My Dad still denies it, but then he denies I'm mentally ill as well, even though my brother's known since I was in my teens that there was something screwy about me. (He didn't put it quite that way mind you...) My Dad thinks I'm just "a little moody", and won't accept bipolar or schizoaffective at all. He still thinks if I came of the meds I'd be alright. After all, I've been doing so well this year... obviously I'm better! The fact that they finally got the meds right doesn't seem to sink in. He thinks they're like a course of antibiotics, and now that I'm "better" I can come off them. My brother knows what I know... I'll be on these bloody things for the rest of my life...
Okay, my experience of coming out with my mental anomalies has obviously been complicated.

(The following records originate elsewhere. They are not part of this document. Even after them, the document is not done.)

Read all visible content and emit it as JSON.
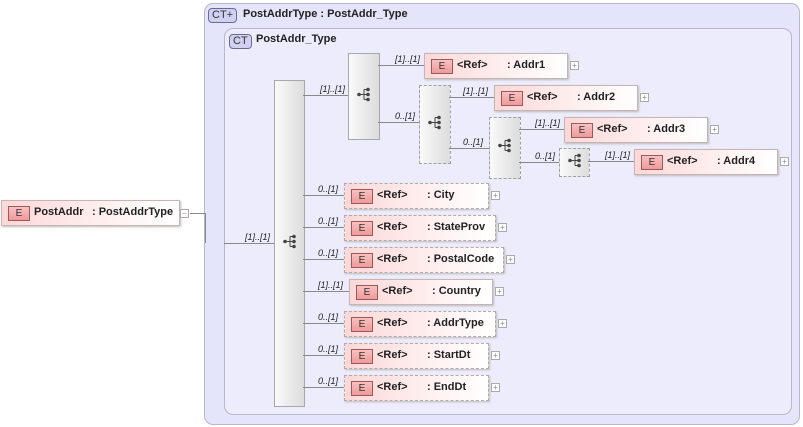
{
  "root_element": {
    "badge": "E",
    "name": "PostAddr",
    "type": ": PostAddrType",
    "collapse": "−"
  },
  "complex_type_outer": {
    "badge": "CT+",
    "title": "PostAddrType : PostAddr_Type"
  },
  "complex_type_inner": {
    "badge": "CT",
    "title": "PostAddr_Type"
  },
  "main_sequence_cardinality": "[1]..[1]",
  "nested_sequences": [
    {
      "cardinality": "[1]..[1]",
      "optional": false
    },
    {
      "cardinality": "0..[1]",
      "optional": true
    },
    {
      "cardinality": "0..[1]",
      "optional": true
    },
    {
      "cardinality": "0..[1]",
      "optional": true
    }
  ],
  "elements": [
    {
      "badge": "E",
      "ref": "<Ref>",
      "name": ": Addr1",
      "cardinality": "[1]..[1]",
      "optional": false,
      "expand": "+"
    },
    {
      "badge": "E",
      "ref": "<Ref>",
      "name": ": Addr2",
      "cardinality": "[1]..[1]",
      "optional": false,
      "expand": "+"
    },
    {
      "badge": "E",
      "ref": "<Ref>",
      "name": ": Addr3",
      "cardinality": "[1]..[1]",
      "optional": false,
      "expand": "+"
    },
    {
      "badge": "E",
      "ref": "<Ref>",
      "name": ": Addr4",
      "cardinality": "[1]..[1]",
      "optional": false,
      "expand": "+"
    },
    {
      "badge": "E",
      "ref": "<Ref>",
      "name": ": City",
      "cardinality": "0..[1]",
      "optional": true,
      "expand": "+"
    },
    {
      "badge": "E",
      "ref": "<Ref>",
      "name": ": StateProv",
      "cardinality": "0..[1]",
      "optional": true,
      "expand": "+"
    },
    {
      "badge": "E",
      "ref": "<Ref>",
      "name": ": PostalCode",
      "cardinality": "0..[1]",
      "optional": true,
      "expand": "+"
    },
    {
      "badge": "E",
      "ref": "<Ref>",
      "name": ": Country",
      "cardinality": "[1]..[1]",
      "optional": false,
      "expand": "+"
    },
    {
      "badge": "E",
      "ref": "<Ref>",
      "name": ": AddrType",
      "cardinality": "0..[1]",
      "optional": true,
      "expand": "+"
    },
    {
      "badge": "E",
      "ref": "<Ref>",
      "name": ": StartDt",
      "cardinality": "0..[1]",
      "optional": true,
      "expand": "+"
    },
    {
      "badge": "E",
      "ref": "<Ref>",
      "name": ": EndDt",
      "cardinality": "0..[1]",
      "optional": true,
      "expand": "+"
    }
  ]
}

Family can be really reluctant to accept it, because in some way they feel it reflects badly on them. (There's nothing wrong with my dna... so my offspring/siblings etc can't have anything "real" wrong with them...)

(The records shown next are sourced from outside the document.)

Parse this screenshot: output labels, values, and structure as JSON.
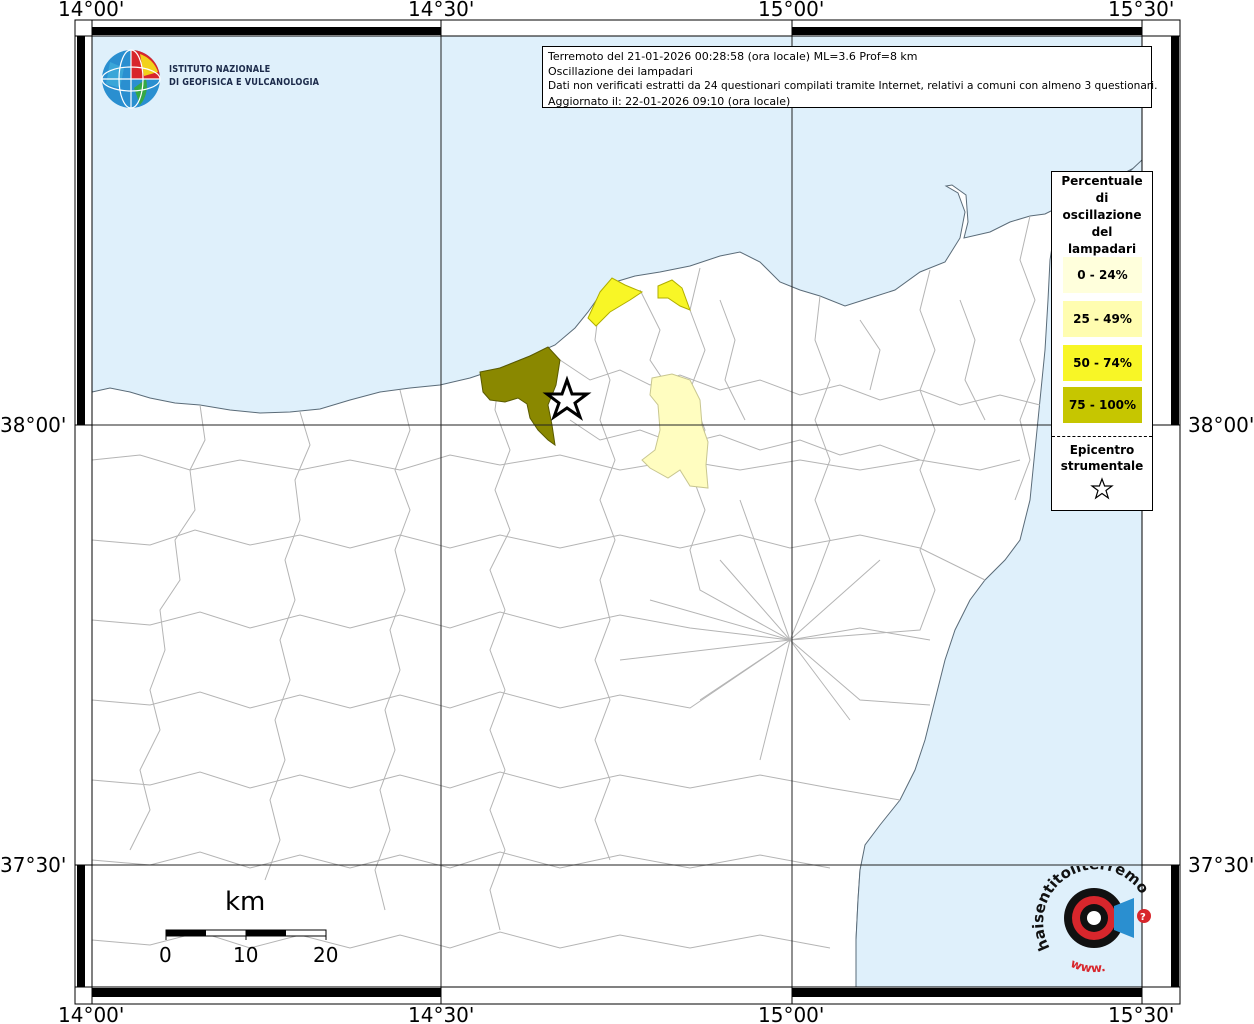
{
  "map": {
    "lon_labels": [
      "14°00'",
      "14°30'",
      "15°00'",
      "15°30'"
    ],
    "lat_labels": [
      "38°00'",
      "37°30'"
    ],
    "sea_color": "#dff0fb",
    "land_color": "#ffffff",
    "border_color": "#b4b4b4"
  },
  "info": {
    "line1": "Terremoto del 21-01-2026 00:28:58 (ora locale) ML=3.6 Prof=8 km",
    "line2": "Oscillazione dei lampadari",
    "line3": "Dati non verificati estratti da 24 questionari compilati tramite Internet, relativi a comuni con almeno 3 questionari.",
    "line4": "Aggiornato il: 22-01-2026 09:10 (ora locale)"
  },
  "logo": {
    "line1": "ISTITUTO NAZIONALE",
    "line2": "DI GEOFISICA E VULCANOLOGIA"
  },
  "legend": {
    "title_lines": [
      "Percentuale",
      "di",
      "oscillazione",
      "del",
      "lampadari"
    ],
    "classes": [
      {
        "label": "0 - 24%",
        "color": "#ffffdc"
      },
      {
        "label": "25 - 49%",
        "color": "#fffdb0"
      },
      {
        "label": "50 - 74%",
        "color": "#f8f626"
      },
      {
        "label": "75 - 100%",
        "color": "#c6c600"
      }
    ],
    "epicentre_lines": [
      "Epicentro",
      "strumentale"
    ]
  },
  "municipalities": [
    {
      "class_label": "75 - 100%",
      "color": "#8a8800"
    },
    {
      "class_label": "50 - 74%",
      "color": "#f8f626"
    },
    {
      "class_label": "50 - 74%",
      "color": "#f8f626"
    },
    {
      "class_label": "25 - 49%",
      "color": "#fffdc0"
    }
  ],
  "scale": {
    "unit": "km",
    "labels": [
      "0",
      "10",
      "20"
    ]
  },
  "hst_logo": {
    "text_top": "haisentitoilterremoto.it",
    "text_bottom": "www."
  }
}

That's pretty much how the chips fell down with my family. At least my brother's on my side.
Does anyone recommend just keeping the results to myself? Since it sounds like most other peoples' families already knew, at least somewhat, that they had it and mine just don't see it, not telling them might avoid conflict.

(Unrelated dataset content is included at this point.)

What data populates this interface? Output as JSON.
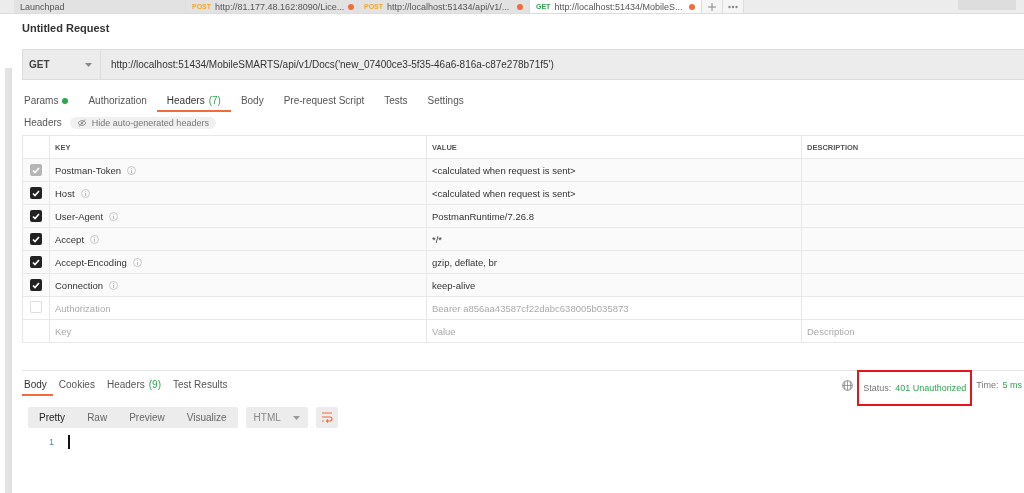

I might have realized why my family doesn't see it though. My brother has cerebral palsy, among other handicaps, so maybe in comparison I seem "normal" to them.
If you have one or more characteristic of Aspergers you may have Aspergers. If that is the case than everyone in some point of time has had Aspergers in their life. Aspergers has a very loose diagnosis criteria and just satisfying one or more criteria of Aspergers is enough to have some degree of Aspergers. More characteristics of Aspergers, the more severe form of Aspergers.
Pay the 1000s to a psychiatrist and do all the tests and you can be officially diagnosed with Aspergers. It costs lots of money to get an official diagnosis of Aspergers: tests and psychiatrist(s) opinion.
For me, the fear of telling people comes from the word "autism" and the preconceived notions that people have about it. When most people hear the word, they think of severely autistic people. They think of Dustin Hoffman in Rain Man. So when I told my parents, I made sure to make clear my disdain for using the word "autism" when describing myself. But telling them was made easier by the fact that I've been in therapy for the last few years for social problems, which they've known about for ten years.
As for other people, it's a problem simply because these days it seems like every geek in the world is self diagnosing themselves with Asperger's just because they're socially awkward and can tell you the names of every character who's ever appeared in a Star Wars movie, so I fear that people will think I'm just another poser and I'm quick to point out my psychologist's diagnosis. But yes, there will always be the "it's all in your head" and "just DEAL with it" folks, and unfortunately, nothing can be done about people so dense.